Todos estamos esperando, conformes en la inactividad. Y se vanaglorian muchos pensando que esta actitud es de
dignidad. Pero, ¿qué es lo que estamos esperando? ¡NADA! Estamos los colombianos viviendo un período que
podríamos calificar de Política del Miedo, después de agotar todas las políticas del fracaso.
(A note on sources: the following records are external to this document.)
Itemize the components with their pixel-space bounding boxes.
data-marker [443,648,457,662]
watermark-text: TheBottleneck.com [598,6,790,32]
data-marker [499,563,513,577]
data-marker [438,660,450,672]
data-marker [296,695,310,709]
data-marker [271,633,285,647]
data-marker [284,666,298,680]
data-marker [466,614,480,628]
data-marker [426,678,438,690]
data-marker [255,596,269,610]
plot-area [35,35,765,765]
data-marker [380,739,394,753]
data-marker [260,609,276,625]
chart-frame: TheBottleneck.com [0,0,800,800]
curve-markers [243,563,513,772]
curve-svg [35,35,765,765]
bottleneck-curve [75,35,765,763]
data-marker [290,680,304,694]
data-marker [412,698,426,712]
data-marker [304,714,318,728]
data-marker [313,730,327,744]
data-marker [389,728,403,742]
Nuestra vida en las actuales condiciones es un aplazamiento. Proyectamos esto o aquello, tenemos estos ideales,
nos hacemos estas ilusiones, vamos a realizar esto en el futuro. Pero, ¿cada uno qué hace en el presente para
alcanzar ese porvenir y merecerlo? Nos resignamos a que todo pase, y creemos que lo que sucede es siempre lo
mejor, o por lo menos lo inevitable y fatal. Como no oponemos nuestra rebeldía individual, entonces nos
resignamos a que los problemas se resuelvan por sí solos, como si se tratara de ciegos caprichos del destino y no
de nuestra selección para aceptarlos o rechazarlos, haciéndonos responsables de nuestra libertad. Existimos como
pobres seres liquidados y anónimos que nada tienen qué ofrecer a la vida, ni heroísmo. Ni sacrificio, ni valor:
reventamos plácidamente en lo cotidiano y en la resignación, como testigos silenciosos de nuestra ruina, sintiendo
en lo más profundo de nosotros la presencia de la cobardía, que aprendimos astutamente a disimular, después de
una larga experiencia.

Entonces, ¿qué es en el fondo nuestra vida?

Nos lamentamos en lo profundo de nuestro corazón de “la crisis moral” y de la adversidad de las circunstancias
para cualquier ejercicio libre. No nos queda para consolación sino la nostalgia de los vencidos, porque la nostalgia
es siempre una actitud de entrega y claudicación al añorar desde las ruinas del presente el pasado de las “viejas
glorias inmortales”, prefiriendo esto a la lucha, y el pasado a la esperanza.

También hay muchos de mala fe que aspiran el retorno a la normalidad constitucional para cobrarse los privilegios
de que han sido privados, y para dirigir desde el Poder su cólera irritada contra sus tradicionales enemigos.

El juego de la política cambia de rumbo y los que fueron antaño las víctimas pasan a la categoría de verdugos. Pero
mientras dura el juego de los intereses de partido, que en Colombia es el de la destrucción de unos ídolos por la
sustitución de otros, mientras dura la ceremonia, afuera, en las calles, en las aldeas y en los campos, se ofician en
la oscuridad y en el anonimato los sacrificios sangrientos, el de los inocentes, el del pueblo que formará con su
sangre un pedestal propicio para sostener la apariencia decorosa del soberbio edificio de la democracia.

¿Por qué no intentar en la política del país una lucha por el Poder en que el pueblo no sea la víctima de cualquier
victoria? Que el pasado político sea una experiencia que no deja sino un saldo de amargura y de equivocación en el
empleo del ejercicio político. No lo tomemos como un recuerdo que nos embarque a los colombianos en una
nueva venganza, en el tradicional odio y en un nuevo fracaso de convivencia pacífica. Sólo podemos considerarlo
como un rechazo por medio del cual intentemos decididamente una lucha política de buena fe, tendiente a lograr
la justicia social, las libertades individuales en el pensamiento y en la acción, en la realización de los altos ideales
de la cultura, y en la reintegración a su orden de los valores sociales que han sufrido un destierro que tendrá que
ser transitorio.

Tenemos ante nosotros el camino del presente: reconocerlo con responsabilidad nos hará dignos de un porvenir a
que nos conducirá incuestionablemente cada paso, cada pensamiento y cada acción. Tal vez en esta forma no se
sacrificará más inútilmente al pueblo colombiano, que empieza a ser dominado por un tremendo escepticismo
político.

Esto no es un programa ni una solución inmediata. Nuestra realidad es demasiado sombría para intentar un
esclarecimiento del porvenir. Pero la buena fe y la responsabilidad moral en cada acto de los gobernantes y en
cada uno de los gobernados, podría ser una solución al miedo y a la incertidumbre en que vivimos.

Como no se puede nivelar a los intelectuales y a los políticos bajo el común denominador de estos conceptos, yo
escribo teniendo en cuenta una mayoría de hombres que han dirigido este país a su ruina con el pretexto de
llevarlo a sus más altos destinos. Pero muchas veces en su generoso intento han equivocado el camino,
precisamente porque piensan demasiado en ellos y muy poco en la nación.